To paraphrase Karl Marx, history repeats itself, first as tragedy, second time as farce, third as op-ed. Yes, the Post Opinions page involves some of the more farcical elements of the General Petraeus scandal — Dr. and Mrs. Tampa Socialite/30,000 pages of e-mails with a general/ whatever that shirtless guy was about for the purpose of pointing that from the inside the farce field, it’s not all that funny.
Scott and Jill Kelley write today about their experience as collateral damage in a big national scandal with e-mails that got leaked to the press and resulted in intense news media attention. It’s the humanizing phase of the scandal, in which we are reminded that people were hurt.
Which just ruins a good scandal. Washington loves doing that. There’s nothing Washington likes more than sinking its teeth into a scandal and squeezing all the fun and verve and SCANDAL from it until it becomes that wan, pale thing, the sanitized tell-all book deal. In this case we go even further, turning vile salacious gossip into a solemn urge that Congress reflect deeply on some legislation and policy proposals.
But that’s what Washington’s doing in the bunker today, folks. Clamoring for more serious discussion and fewer socialites/shirtless guys:
Whatever you think of this scandal and its principals, please don’t let that distract you from the importance of passing the Electronic Privacy Act. That she “put her own correspondence” on display doesn’t change the fact that you, me and every other citizen currently … [lack] adequate legal protection against the government spying on our electronic communications.
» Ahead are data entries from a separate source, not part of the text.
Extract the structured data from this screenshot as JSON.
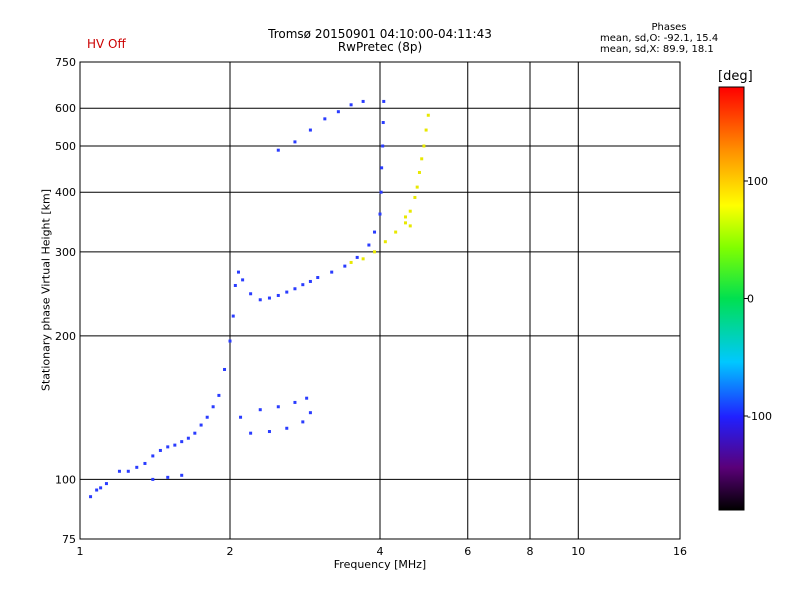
{
  "header": {
    "hv_status": "HV Off",
    "title_line1": "Tromsø 20150901 04:10:00-04:11:43",
    "title_line2": "RwPretec (8p)"
  },
  "phases": {
    "title": "Phases",
    "o_mode": "mean, sd,O: -92.1, 15.4",
    "x_mode": "mean, sd,X:  89.9, 18.1"
  },
  "colorbar": {
    "title": "[deg]",
    "ticks": [
      "100",
      "0",
      "-100"
    ],
    "tick_values": [
      100,
      0,
      -100
    ],
    "range": [
      -180,
      180
    ]
  },
  "chart_data": {
    "type": "scatter",
    "title": "Tromsø 20150901 04:10:00-04:11:43",
    "subtitle": "RwPretec (8p)",
    "xlabel": "Frequency [MHz]",
    "ylabel": "Stationary phase Virtual Height [km]",
    "xscale": "log",
    "yscale": "log",
    "xlim": [
      1,
      16
    ],
    "ylim": [
      75,
      750
    ],
    "grid": true,
    "x_ticks": [
      1,
      2,
      4,
      6,
      8,
      10,
      16
    ],
    "x_tick_labels": [
      "1",
      "2",
      "4",
      "6",
      "8",
      "10",
      "16"
    ],
    "y_ticks": [
      75,
      100,
      200,
      300,
      400,
      500,
      600,
      750
    ],
    "y_tick_labels": [
      "75",
      "100",
      "200",
      "300",
      "400",
      "500",
      "600",
      "750"
    ],
    "series": [
      {
        "mode": "O",
        "phase_deg": -95,
        "color": "#2a3cff",
        "points": [
          [
            1.05,
            92
          ],
          [
            1.08,
            95
          ],
          [
            1.1,
            96
          ],
          [
            1.13,
            98
          ],
          [
            1.2,
            104
          ],
          [
            1.25,
            104
          ],
          [
            1.3,
            106
          ],
          [
            1.35,
            108
          ],
          [
            1.4,
            112
          ],
          [
            1.45,
            115
          ],
          [
            1.5,
            117
          ],
          [
            1.55,
            118
          ],
          [
            1.6,
            120
          ],
          [
            1.65,
            122
          ],
          [
            1.7,
            125
          ],
          [
            1.75,
            130
          ],
          [
            1.8,
            135
          ],
          [
            1.85,
            142
          ],
          [
            1.9,
            150
          ],
          [
            1.95,
            170
          ],
          [
            2.0,
            195
          ],
          [
            2.03,
            220
          ],
          [
            2.05,
            255
          ],
          [
            2.08,
            272
          ],
          [
            2.12,
            262
          ],
          [
            2.2,
            245
          ],
          [
            2.3,
            238
          ],
          [
            2.4,
            240
          ],
          [
            2.5,
            243
          ],
          [
            2.6,
            247
          ],
          [
            2.7,
            251
          ],
          [
            2.8,
            256
          ],
          [
            2.9,
            260
          ],
          [
            3.0,
            265
          ],
          [
            3.2,
            272
          ],
          [
            3.4,
            280
          ],
          [
            3.6,
            292
          ],
          [
            3.8,
            310
          ],
          [
            3.9,
            330
          ],
          [
            4.0,
            360
          ],
          [
            4.02,
            400
          ],
          [
            4.03,
            450
          ],
          [
            4.05,
            500
          ],
          [
            4.06,
            560
          ],
          [
            4.07,
            620
          ],
          [
            2.2,
            125
          ],
          [
            2.4,
            126
          ],
          [
            2.6,
            128
          ],
          [
            2.8,
            132
          ],
          [
            2.9,
            138
          ],
          [
            2.1,
            135
          ],
          [
            2.3,
            140
          ],
          [
            2.5,
            142
          ],
          [
            2.7,
            145
          ],
          [
            2.85,
            148
          ],
          [
            1.4,
            100
          ],
          [
            1.5,
            101
          ],
          [
            1.6,
            102
          ],
          [
            2.5,
            490
          ],
          [
            2.9,
            540
          ],
          [
            3.1,
            570
          ],
          [
            3.3,
            590
          ],
          [
            3.5,
            610
          ],
          [
            3.7,
            620
          ],
          [
            2.7,
            510
          ]
        ]
      },
      {
        "mode": "X",
        "phase_deg": 95,
        "color": "#e8e800",
        "points": [
          [
            3.5,
            285
          ],
          [
            3.7,
            290
          ],
          [
            3.9,
            300
          ],
          [
            4.1,
            315
          ],
          [
            4.3,
            330
          ],
          [
            4.5,
            345
          ],
          [
            4.6,
            365
          ],
          [
            4.7,
            390
          ],
          [
            4.75,
            410
          ],
          [
            4.8,
            440
          ],
          [
            4.85,
            470
          ],
          [
            4.9,
            500
          ],
          [
            4.95,
            540
          ],
          [
            5.0,
            580
          ],
          [
            4.6,
            340
          ],
          [
            4.5,
            355
          ]
        ]
      }
    ]
  }
}
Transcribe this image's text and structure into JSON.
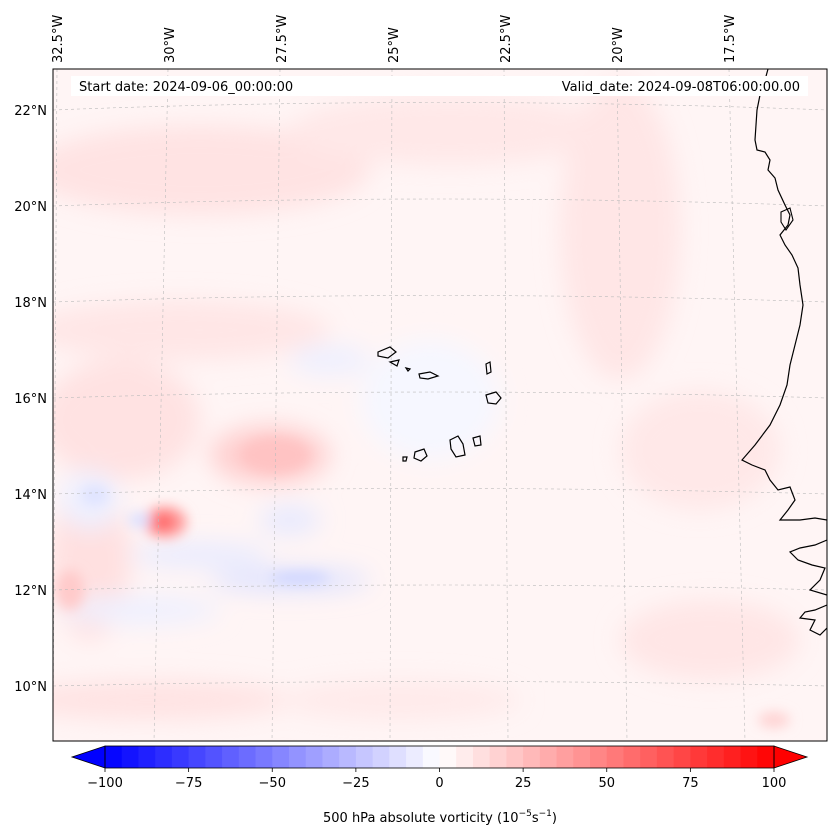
{
  "map": {
    "start_date_label": "Start date: 2024-09-06_00:00:00",
    "valid_date_label": "Valid_date: 2024-09-08T06:00:00.00",
    "extent": {
      "lon_min": -32.5,
      "lon_max": -15.8,
      "lat_min": 8.9,
      "lat_max": 22.8
    },
    "lon_ticks": [
      {
        "value": -32.5,
        "label": "32.5°W"
      },
      {
        "value": -30.0,
        "label": "30°W"
      },
      {
        "value": -27.5,
        "label": "27.5°W"
      },
      {
        "value": -25.0,
        "label": "25°W"
      },
      {
        "value": -22.5,
        "label": "22.5°W"
      },
      {
        "value": -20.0,
        "label": "20°W"
      },
      {
        "value": -17.5,
        "label": "17.5°W"
      }
    ],
    "lat_ticks": [
      {
        "value": 22,
        "label": "22°N"
      },
      {
        "value": 20,
        "label": "20°N"
      },
      {
        "value": 18,
        "label": "18°N"
      },
      {
        "value": 16,
        "label": "16°N"
      },
      {
        "value": 14,
        "label": "14°N"
      },
      {
        "value": 12,
        "label": "12°N"
      },
      {
        "value": 10,
        "label": "10°N"
      }
    ],
    "field": "500 hPa absolute vorticity",
    "gridlines": true,
    "features": [
      "Cape Verde islands",
      "West African coastline"
    ]
  },
  "colorbar": {
    "label_main": "500 hPa absolute vorticity (10",
    "label_exp1": "−5",
    "label_mid": "s",
    "label_exp2": "−1",
    "label_end": ")",
    "min": -100,
    "max": 100,
    "ticks": [
      {
        "value": -100,
        "label": "−100"
      },
      {
        "value": -75,
        "label": "−75"
      },
      {
        "value": -50,
        "label": "−50"
      },
      {
        "value": -25,
        "label": "−25"
      },
      {
        "value": 0,
        "label": "0"
      },
      {
        "value": 25,
        "label": "25"
      },
      {
        "value": 50,
        "label": "50"
      },
      {
        "value": 75,
        "label": "75"
      },
      {
        "value": 100,
        "label": "100"
      }
    ],
    "colormap": "bwr",
    "extend": "both",
    "color_low": "#0000ff",
    "color_mid": "#ffffff",
    "color_high": "#ff0000"
  }
}
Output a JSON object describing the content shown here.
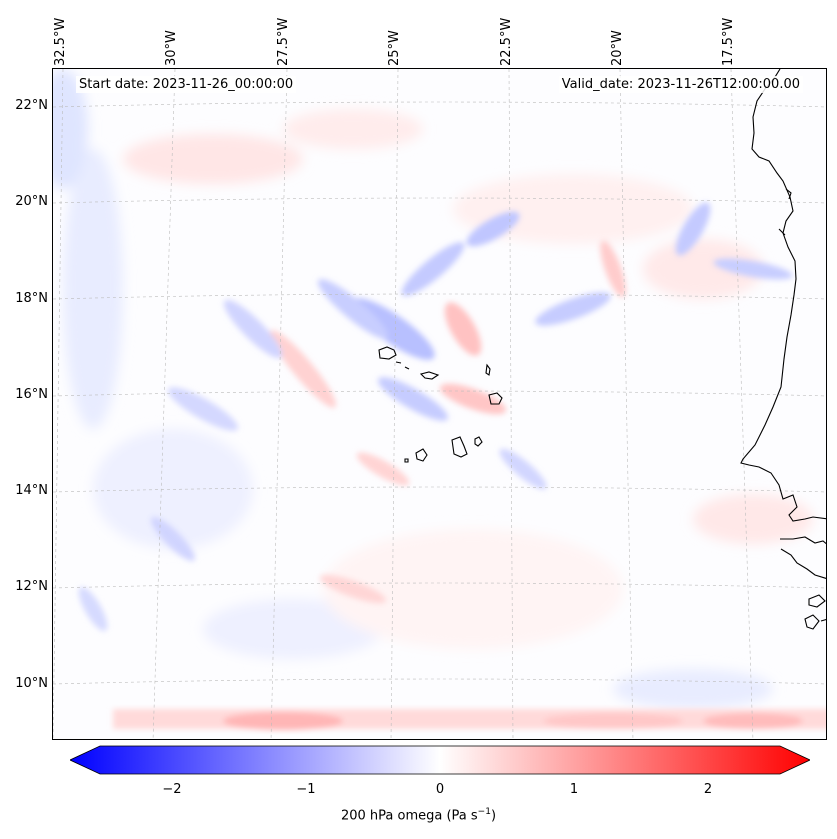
{
  "map": {
    "start_label": "Start date: 2023-11-26_00:00:00",
    "valid_label": "Valid_date: 2023-11-26T12:00:00.00",
    "lon_ticks": [
      "32.5°W",
      "30°W",
      "27.5°W",
      "25°W",
      "22.5°W",
      "20°W",
      "17.5°W"
    ],
    "lat_ticks": [
      "22°N",
      "20°N",
      "18°N",
      "16°N",
      "14°N",
      "12°N",
      "10°N"
    ],
    "field_colormap": "bwr",
    "field_range": [
      -2.5,
      2.5
    ]
  },
  "colorbar": {
    "ticks": [
      "−2",
      "−1",
      "0",
      "1",
      "2"
    ],
    "tick_values": [
      -2,
      -1,
      0,
      1,
      2
    ],
    "title_text": "200 hPa omega (Pa s",
    "title_sup": "−1",
    "title_close": ")",
    "neg_color": "#0000ff",
    "mid_color": "#ffffff",
    "pos_color": "#ff0000"
  }
}
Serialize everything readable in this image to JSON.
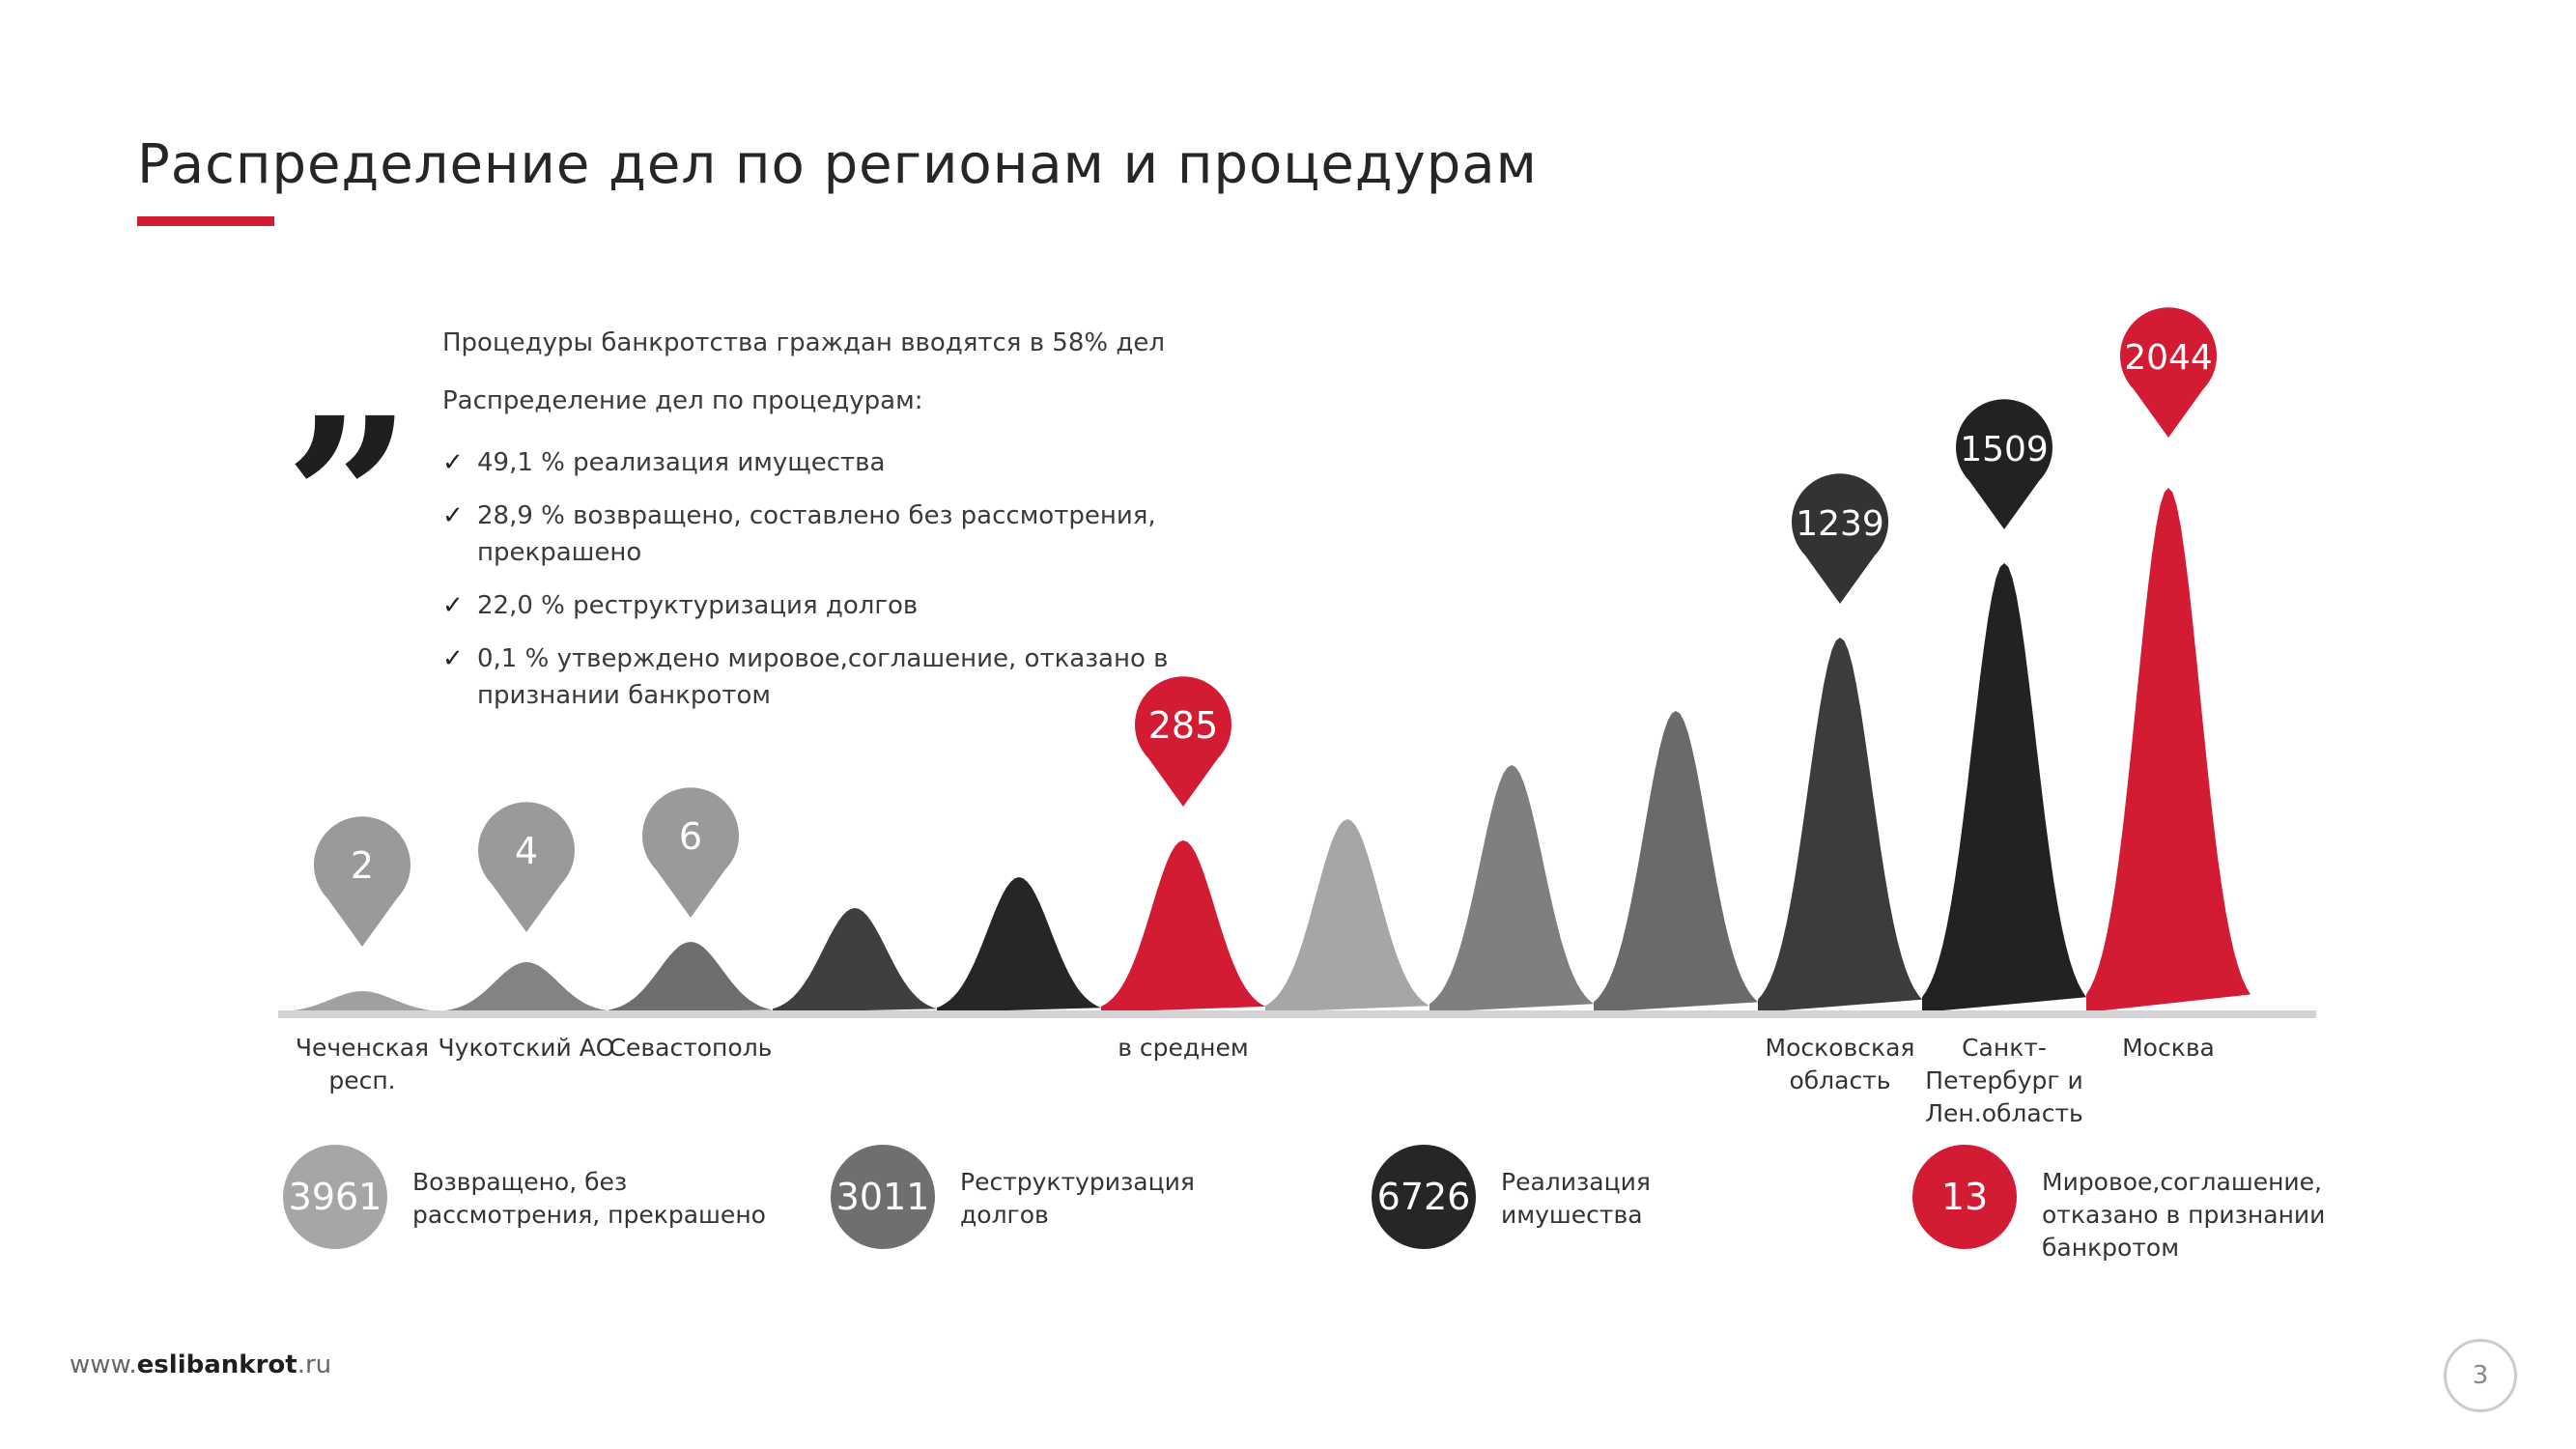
{
  "title": "Распределение дел по регионам и процедурам",
  "quote": {
    "line1": "Процедуры банкротства граждан вводятся в 58% дел",
    "line2": "Распределение дел по процедурам:",
    "bullets": [
      "49,1 % реализация имущества",
      "28,9 % возвращено, составлено без рассмотрения, прекрашено",
      "22,0 % реструктуризация долгов",
      "0,1 % утверждено мировое,соглашение, отказано в признании банкротом"
    ]
  },
  "chart_data": {
    "type": "area",
    "peaks": [
      {
        "label": "Чеченская\nресп.",
        "value": 2,
        "color": "#a0a0a0",
        "pin_color": "#9a9a9a",
        "value_label": "2"
      },
      {
        "label": "Чукотский АО",
        "value": 4,
        "color": "#838383",
        "pin_color": "#9a9a9a",
        "value_label": "4"
      },
      {
        "label": "Севастополь",
        "value": 6,
        "color": "#6e6e6e",
        "pin_color": "#9a9a9a",
        "value_label": "6"
      },
      {
        "label": "",
        "value": null,
        "color": "#3f3f3f",
        "pin_color": null,
        "value_label": ""
      },
      {
        "label": "",
        "value": null,
        "color": "#262626",
        "pin_color": null,
        "value_label": ""
      },
      {
        "label": "в среднем",
        "value": 285,
        "color": "#d41b34",
        "pin_color": "#d41b34",
        "value_label": "285"
      },
      {
        "label": "",
        "value": null,
        "color": "#a6a6a6",
        "pin_color": null,
        "value_label": ""
      },
      {
        "label": "",
        "value": null,
        "color": "#7f7f7f",
        "pin_color": null,
        "value_label": ""
      },
      {
        "label": "",
        "value": null,
        "color": "#6a6a6a",
        "pin_color": null,
        "value_label": ""
      },
      {
        "label": "Московская\nобласть",
        "value": 1239,
        "color": "#3c3c3c",
        "pin_color": "#333333",
        "value_label": "1239"
      },
      {
        "label": "Санкт-\nПетербург и\nЛен.область",
        "value": 1509,
        "color": "#222222",
        "pin_color": "#222222",
        "value_label": "1509"
      },
      {
        "label": "Москва",
        "value": 2044,
        "color": "#d41b34",
        "pin_color": "#d41b34",
        "value_label": "2044"
      }
    ]
  },
  "legend": [
    {
      "value": "3961",
      "color": "#a6a6a6",
      "text": "Возвращено, без\nрассмотрения, прекрашено"
    },
    {
      "value": "3011",
      "color": "#6f6f6f",
      "text": "Реструктуризация\nдолгов"
    },
    {
      "value": "6726",
      "color": "#262626",
      "text": "Реализация\nимушества"
    },
    {
      "value": "13",
      "color": "#d41b34",
      "text": "Мировое,соглашение,\nотказано в признании\nбанкротом"
    }
  ],
  "footer": {
    "url_prefix": "www.",
    "url_bold": "eslibankrot",
    "url_suffix": ".ru",
    "page": "3"
  }
}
Compared to the contentions that the government is, in effect, reading our mail, the shenanigans of some hooligans of the press on the front lawn of a status-seeking socialite seems like a mere annoyance.
Some want to LEARN LESSONS from this scandal and resolve to behave in a more careful manner!
This teaches us several things: 1. Solve your own problems; don’t go to the authorities unless you have no other option. 2. Never write (or type) anything that you couldn’t show to your grandchildren, your priest/pastor/rabbi/imam, your wife, or a federal agent. 3. It never fails that an anecdote will distract from larger principles. The ECPA is absolutely vital and will protect everyone, but there are people who are against it because it’s been [supported] by “rich socialites.”
And — aw, man — lecture on the long-lost responsibilities of the media!
What exactly did this family actually do to deserve to have their privacy invaded? What makes people think that the people in the press have the facts correct? Innuendo and rumor has ruined far more people than truth and reality have.
While we’re at it, we might as well drain all the fun from the entire Internet. At least where “fun” is defined as “something you don’t want to explain to your kid’s friends.”
If you don’t want something public, don’t use a computer for personal conversations. If you value your privacy, don’t invite a myriad of well known persons to large public affairs, such as fundraisers, or parties. Assume that if you fail to abide by these two axioms, sooner or later, your activities will become public.
Wow. Okay, everyone out of the bunker, PostScript has some major deleting and disinviting to do.